Monday, 15 January 2007: 4:30 PM
Trends in Seoul (1778-2004) summer precipitation
217A (Henry B. Gonzalez Convention Center)
Bin Wang, University of Hawaii, Honolulu, HI
Precipitation data for Seoul, Korea, have been recorded since 1778, representing one of the world's longest instrumental measurements of daily precipitation. Trends in summer precipitation amount, intensity, and indices of climate extremes are studied. The detected trends were tested using trend-to-noise ratio test, nonparametric Mann–Kendall rank statistic and Monte Carlo simulation procedure.
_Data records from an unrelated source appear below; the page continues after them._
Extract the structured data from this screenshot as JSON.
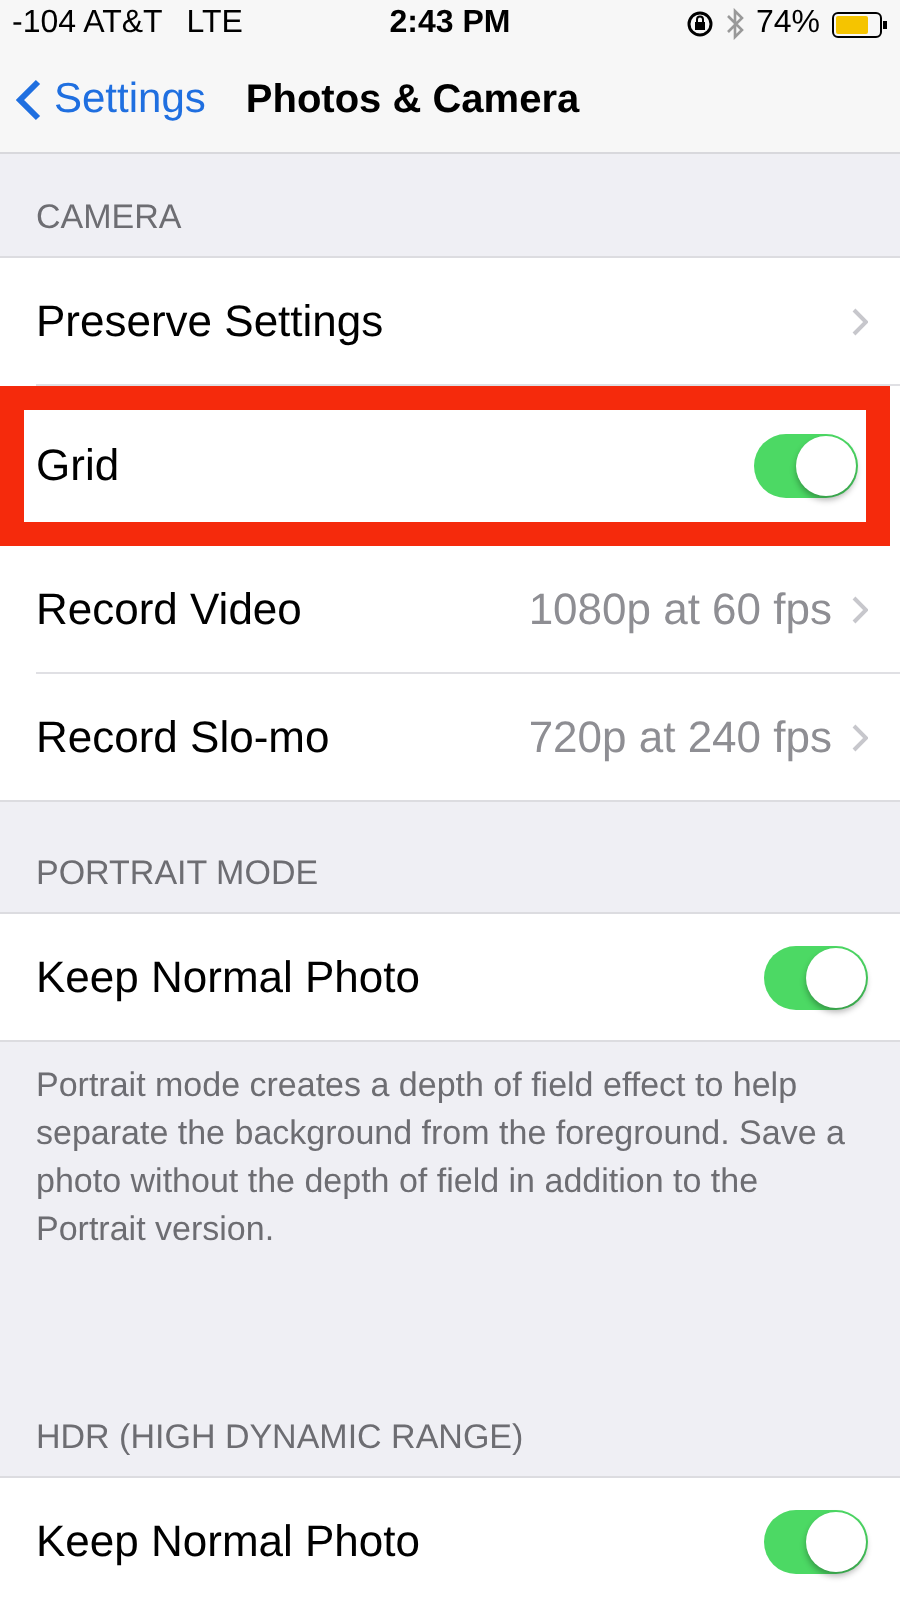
{
  "status_bar": {
    "carrier": "-104 AT&T",
    "network": "LTE",
    "time": "2:43 PM",
    "battery": "74%"
  },
  "nav": {
    "back": "Settings",
    "title": "Photos & Camera"
  },
  "sections": [
    {
      "header": "CAMERA",
      "rows": [
        {
          "kind": "link",
          "label": "Preserve Settings",
          "highlighted": false
        },
        {
          "kind": "toggle",
          "label": "Grid",
          "on": true,
          "highlighted": true
        },
        {
          "kind": "link",
          "label": "Record Video",
          "value": "1080p at 60 fps",
          "highlighted": false
        },
        {
          "kind": "link",
          "label": "Record Slo-mo",
          "value": "720p at 240 fps",
          "highlighted": false
        }
      ]
    },
    {
      "header": "PORTRAIT MODE",
      "rows": [
        {
          "kind": "toggle",
          "label": "Keep Normal Photo",
          "on": true,
          "highlighted": false
        }
      ],
      "footer": "Portrait mode creates a depth of field effect to help separate the background from the foreground. Save a photo without the depth of field in addition to the Portrait version."
    },
    {
      "header": "HDR (HIGH DYNAMIC RANGE)",
      "rows": [
        {
          "kind": "toggle",
          "label": "Keep Normal Photo",
          "on": true,
          "highlighted": false
        }
      ]
    }
  ]
}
Over the past 227 years and in the twentieth century, the June-September total precipitation amount has a trend significant at 95% confidence level; the numbers of torrential rainy days with precipitation greater than 75 mm, the highest one-day rainfall amount, the number of extremely wet days defined as the 99 percentile of the distribution of daily precipitation, and the precipitation amount falling in the extremely wet days, all have a trend significant at 99% confidence level. An intensity index that captures the combined effects of precipitation frequency and intensity, calculated as the number of heaviest rainy days that constitute 67% of the total precipitation shows a decreasing trend significant at 99% confidence level, suggesting an increase in precipitation intensity. However, the trends calculated for the pre-1950 period (1778-1949) are all insignificant except the intensity index, suggesting that real trends occur only in the recent 55 years. Nevertheless, the pronounced recent increasing trends since 1950 are unprecedented. What give rise this trend remain elusive.